Slashdot Mirror


The Patents That Threaten 3-D Printing

An anonymous reader writes "We've watched patents slow down the smartphone and tablet markets. We've seen patent claims thrown against Linux, Android, and countless other software projects. Now, as 3-D printing becomes more capable and more affordable, it seems a number of patents threaten to do the same to the hobbyist and tinkerer crowd. Wired has highlighted some of the most dangerous ones, including: a patent on soluble print materials that support a structure while it's being printed; a ridiculously broad patent on distributed rapid prototyping, which could affect "every 3-D printing service that has launched in the past few years"; and an 18-year-old patent on 3-D printing using a powder and a binding material, held by MIT."

2 of 134 comments (clear)

  1. Re:World dev. shifting to Asia due to patent lawye by DNS-and-BIND · · Score: 1, Troll

    No, because China only copies others. A slowdown in Western innovation due to patents will not result in relocation. There just won't be much innovation.

    --
    Shutting down free speech with violence isn't fighting fascism. It IS fascism!
  2. Re:How have patents helped the world lately? by famebait · · Score: 1, Troll

    Wrong.
    There is no such thing as a natural ownership of any kind of knowledge.
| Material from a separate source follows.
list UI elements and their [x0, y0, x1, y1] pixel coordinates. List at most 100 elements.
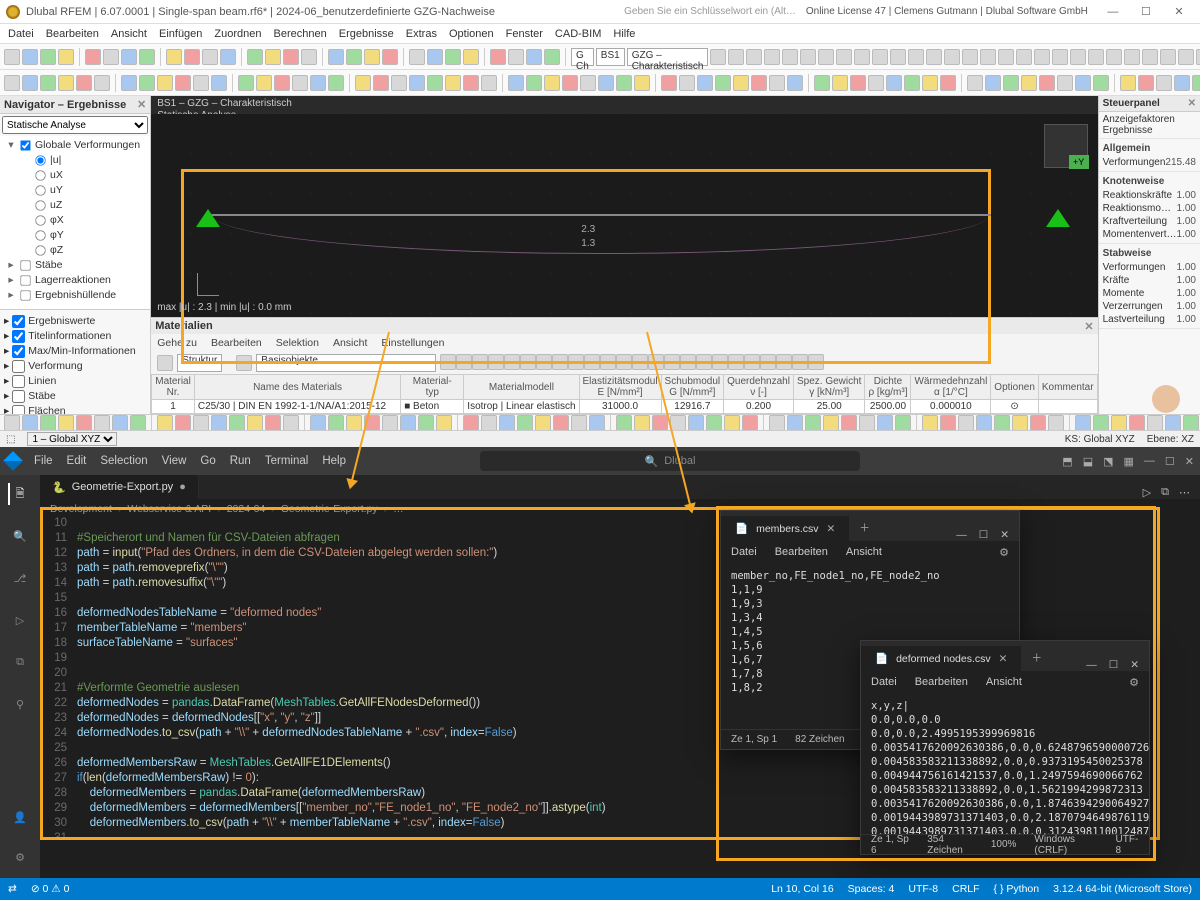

    Patents and other intellectual rights are articifical limitations on personal freedom, devised and enforced by societies in order to acheive specififc aims. From the start of patents and until this day, "to promote progress" is the rhetoric used in order to justify the otherwise draconian measure of punishing people for using what they know.

    It is not obvious that this tradeoff is a good one for all times and all societies. Similarly, a society is not bound by the self-imposed limitations of any another, unless it agrees to be.